Obama's comments joined a chorus of forewarnings, particularly from Pentagon leaders who have sought to push Congress to act.

"Today, in my opinion, the greatest threat to our national security is the fiscal uncertainty resulting from the lack of predictability in the budget cycles," Army Chief of Staff Ray Odierno said Feb. 15 in an appearance at the Brookings Institution in Washington. "Our country's inability to put its fiscal house in order compromises the future of the joint force, the Army, and ultimately will impact our ability to provide security to our nation."

Odierno also warned that the looming fiscal threats could delay troops from being sent home from and redeployed to Afghanistan.

While most would agree sequestration's cuts will have a negative impact (with some debate ongoing about just how severe it would be), not everyone buys into the idea that the measure will be as disastrous for the military as some within the defense community are predicting.

"The cuts to social programs, public services and environmental protection will destroy more jobs than cuts to the Pentagon budget," Bill Hartung, director of the Arms and Security Project at the Center for International Policy, said on a Feb. 19 conference call for the "Jobs Not Wars" campaign. "If we're concerned about jobs, we shouldn't let the Pentagon and its contractors fend off sensible reforms that can save taxpayers billions of dollars."

Michael Eisenscher, national coordinator of U.S. Labor Against the War, contended that much of the general public supports cuts to a "bloated" Defense Department budget.

"Pentagon spending proponents are out of step with the American people," Eisenscher said. "A majority of Americans support substantial cuts to the Pentagon budget in favor of priorities that ensure long-term security here and abroad: creating jobs, repairing the social safety net, rebuilding public infrastructure, providing support for veterans, addressing global warming and meeting other urgent social needs."

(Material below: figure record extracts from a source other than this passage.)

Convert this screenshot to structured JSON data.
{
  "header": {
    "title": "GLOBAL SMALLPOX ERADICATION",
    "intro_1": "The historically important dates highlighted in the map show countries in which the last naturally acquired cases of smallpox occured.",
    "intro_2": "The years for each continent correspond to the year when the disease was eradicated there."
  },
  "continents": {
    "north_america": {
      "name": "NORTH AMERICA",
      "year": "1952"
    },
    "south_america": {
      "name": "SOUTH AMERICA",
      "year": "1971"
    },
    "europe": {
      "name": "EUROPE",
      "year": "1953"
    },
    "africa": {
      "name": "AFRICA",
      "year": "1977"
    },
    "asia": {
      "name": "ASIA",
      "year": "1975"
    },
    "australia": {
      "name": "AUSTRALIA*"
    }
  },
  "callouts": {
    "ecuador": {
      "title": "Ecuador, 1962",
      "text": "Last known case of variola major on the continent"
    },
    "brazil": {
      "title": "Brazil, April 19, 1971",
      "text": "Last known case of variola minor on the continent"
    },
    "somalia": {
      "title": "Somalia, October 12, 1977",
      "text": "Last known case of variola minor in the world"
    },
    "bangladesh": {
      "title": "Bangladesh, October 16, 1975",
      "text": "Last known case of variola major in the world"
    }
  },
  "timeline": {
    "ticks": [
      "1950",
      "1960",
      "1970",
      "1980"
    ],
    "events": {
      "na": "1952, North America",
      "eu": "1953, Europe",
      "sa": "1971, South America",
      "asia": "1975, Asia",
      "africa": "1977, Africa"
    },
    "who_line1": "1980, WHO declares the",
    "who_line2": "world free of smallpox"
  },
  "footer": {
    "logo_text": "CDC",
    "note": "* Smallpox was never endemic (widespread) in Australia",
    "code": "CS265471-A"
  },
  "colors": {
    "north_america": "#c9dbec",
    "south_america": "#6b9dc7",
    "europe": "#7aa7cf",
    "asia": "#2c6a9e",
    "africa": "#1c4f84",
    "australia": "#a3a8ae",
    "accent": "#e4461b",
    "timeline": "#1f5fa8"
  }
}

The government is just days away from a complicated, multi-faceted March showdown. Besides sequestration's March 1 launch date, the president is slated to release the 2014 federal budget sometime around March 15. That is roughly the same time members of Congress are expected to begin debating the 2014 budget in their respective chambers as well. In addition to that, the current continuing resolution is set to expire on March 27 – and will require congressional debate of its own, which likely will compete with budget deliberations.

"Under these circumstances, it's going to be harder than usual for Congress to figure out baselines, economic forecasts and all of the other basic information it needs not just to draft a budget resolution but to evaluate what’s being debated," Stan Collender, a budget expert at Qorvis Communications, wrote in his blog earlier this month. "All of this makes what happens in March impossible to predict."